For some, consuming caffeine, spicy foods, hot beverages, and alcohol can be triggers of hot flashes. But other studies suggest it isn’t so much about the foods you eat, but how you eat them. Small studies have shown that consuming regular meals may help suppress hot flashes, while going long periods of time without eating may increase hot flashes.
There have been numerous studies examining the link between food and menopausal symptoms, including hot flashes, and these studies generally conclude that no food item or diet will work for all women. So, when it comes to controlling and preventing your hot flashes, you may have to try out different food and diet options to see which one will work best for you.

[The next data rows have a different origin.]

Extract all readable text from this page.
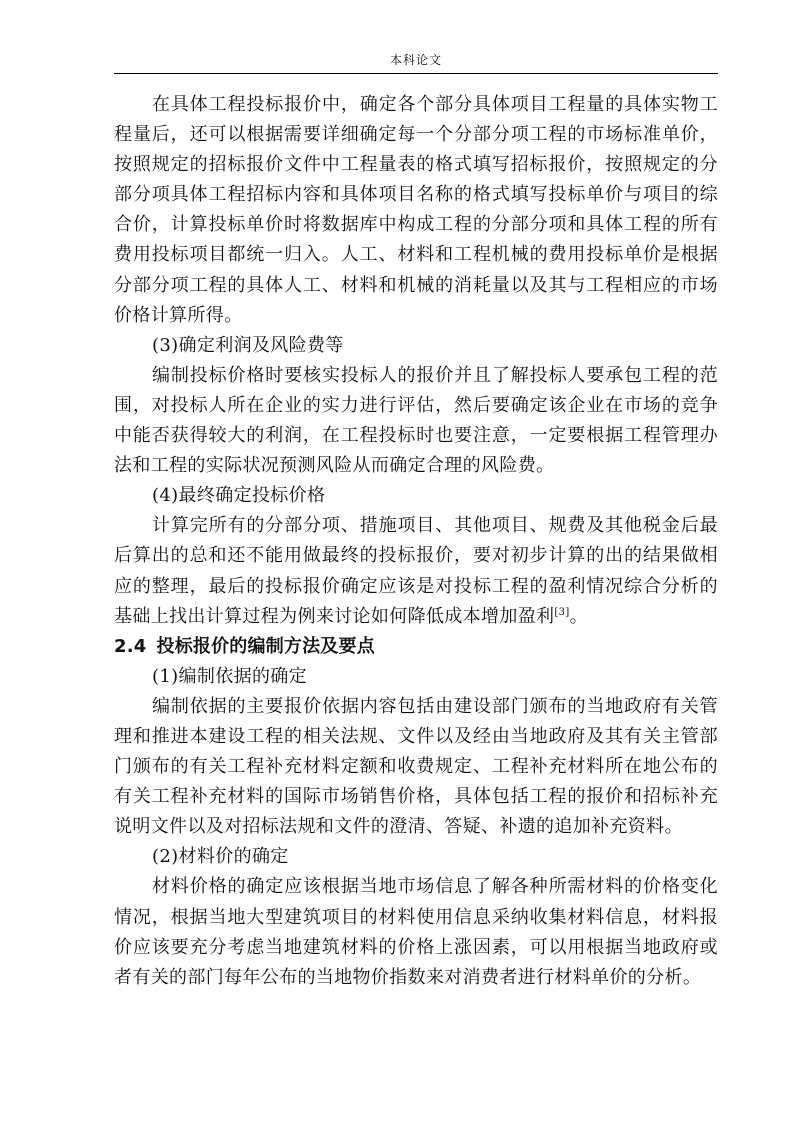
本科论文

在具体工程投标报价中，确定各个部分具体项目工程量的具体实物工程量后，还可以根据需要详细确定每一个分部分项工程的市场标准单价，按照规定的招标报价文件中工程量表的格式填写招标报价，按照规定的分部分项具体工程招标内容和具体项目名称的格式填写投标单价与项目的综合价，计算投标单价时将数据库中构成工程的分部分项和具体工程的所有费用投标项目都统一归入。人工、材料和工程机械的费用投标单价是根据分部分项工程的具体人工、材料和机械的消耗量以及其与工程相应的市场价格计算所得。

(3)确定利润及风险费等

编制投标价格时要核实投标人的报价并且了解投标人要承包工程的范围，对投标人所在企业的实力进行评估，然后要确定该企业在市场的竞争中能否获得较大的利润，在工程投标时也要注意，一定要根据工程管理办法和工程的实际状况预测风险从而确定合理的风险费。

(4)最终确定投标价格

计算完所有的分部分项、措施项目、其他项目、规费及其他税金后最后算出的总和还不能用做最终的投标报价，要对初步计算的出的结果做相应的整理，最后的投标报价确定应该是对投标工程的盈利情况综合分析的基础上找出计算过程为例来讨论如何降低成本增加盈利[3]。

2.4 投标报价的编制方法及要点

(1)编制依据的确定

编制依据的主要报价依据内容包括由建设部门颁布的当地政府有关管理和推进本建设工程的相关法规、文件以及经由当地政府及其有关主管部门颁布的有关工程补充材料定额和收费规定、工程补充材料所在地公布的有关工程补充材料的国际市场销售价格，具体包括工程的报价和招标补充说明文件以及对招标法规和文件的澄清、答疑、补遗的追加补充资料。

(2)材料价的确定

材料价格的确定应该根据当地市场信息了解各种所需材料的价格变化情况，根据当地大型建筑项目的材料使用信息采纳收集材料信息，材料报价应该要充分考虑当地建筑材料的价格上涨因素，可以用根据当地政府或者有关的部门每年公布的当地物价指数来对消费者进行材料单价的分析。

Other studies have shown that foods containing soy may help minimize hot flashes because soy acts like estrogen in the body. But you need to be wary when taking in more soy, especially if you have a history of breast cancer. Always speak to your doctor about making a large change to your diet like taking in soy.
If you can’t eat soy, then flaxseed is a good alternative. In a small study of menopausal women taking flaxseeds, hot flashes decreased by 50 percent.
Lastly, a natural supplement known as cohosh has shown some promise in managing hot flashes, but much of the research has yielded mixed results. Once again, either check with a doctor to see if it’s safe to take and don’t be discouraged if it doesn’t work, as natural products don’t work the same in every person.
Although you may not be able to eliminate hot flashes altogether, you may find that making swaps in your diet may be enough to minimize them.